Quartini (M5S): “Da Gimbe allarme su autonomia, torniamo a controllo Stato”

“Raccogliamo i campanelli d’allarme lanciati dalla Fondazione Gimbe a proposito dell’autonomia differenziata. Ascoltato oggi in Commissione Affari Costituzionali al Senato sugli schemi di pre-intesa sottoscritti da Lombardia, Veneto, Piemonte e Liguria, il Presidente Cartabellotta ha chiesto di sospendere l’iter del trasferimento di ulteriori competenze sanitarie alle Regioni nell’ambito dell’autonomia differenziata. Quantomeno fino alla definizione dei Lep sanitari, alla quantificazione dei relativi costi e all’adozione di un sistema nazionale di monitoraggio dell’impatto sulla salute dei cittadini, e sul loro accesso alle cure.
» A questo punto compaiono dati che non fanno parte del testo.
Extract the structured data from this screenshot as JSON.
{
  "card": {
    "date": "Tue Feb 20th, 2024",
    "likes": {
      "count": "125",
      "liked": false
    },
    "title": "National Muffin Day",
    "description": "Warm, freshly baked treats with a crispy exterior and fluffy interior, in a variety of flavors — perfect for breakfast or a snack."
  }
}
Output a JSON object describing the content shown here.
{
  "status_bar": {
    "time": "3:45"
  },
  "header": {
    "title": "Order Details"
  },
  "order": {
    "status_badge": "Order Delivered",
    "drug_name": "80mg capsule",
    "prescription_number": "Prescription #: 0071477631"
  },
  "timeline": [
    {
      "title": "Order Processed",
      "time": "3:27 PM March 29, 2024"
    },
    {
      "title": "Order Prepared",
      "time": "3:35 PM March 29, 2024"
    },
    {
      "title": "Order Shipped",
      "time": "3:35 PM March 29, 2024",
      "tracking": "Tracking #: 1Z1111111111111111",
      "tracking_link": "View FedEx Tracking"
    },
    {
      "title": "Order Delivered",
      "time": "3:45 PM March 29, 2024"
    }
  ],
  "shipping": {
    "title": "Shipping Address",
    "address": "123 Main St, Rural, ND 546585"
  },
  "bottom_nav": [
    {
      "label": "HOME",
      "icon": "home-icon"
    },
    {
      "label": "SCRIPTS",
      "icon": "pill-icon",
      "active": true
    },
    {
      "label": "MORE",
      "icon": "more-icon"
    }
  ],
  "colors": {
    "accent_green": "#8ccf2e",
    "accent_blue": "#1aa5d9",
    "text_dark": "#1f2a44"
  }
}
Le quattro regioni, del resto, partono da situazioni molto diverse ed è un rischio adottare schemi di intesa sostanzialmente identici. Cartabellotta ha anche ricordato che ‘prima di attribuire nuove competenze occorre garantire che i diritti già previsti siano realmente esigibili in modo uniforme su tutto il territorio nazionale’. Francamente, ci sembra evidente il contrario. I divari tra Nord e Sud e tra grandi centri e aree interne si divaricano sempre di più e il diritto alla salute dei cittadini non può dipendere dal loro codice di avviamento postale. Per tutti questi motivi, continueremo a batterci contro la legge spacca-Italia dell’Autonomia differenziata e contro tutte le ulteriori autonomie regionali. Noi, al contrario, proponiamo di riformare il Titolo V e tornare al controllo statale sulla sanità. Per garantire davvero il diritto alla salute di tutti i cittadini italiani”.

 Lo scrive in una nota Andrea Quartini, deputato del Movimento 5 Stelle in Commissione Affari Sociali e Coordinatore del Comitato Salute e Inclusione Sociale del M5S.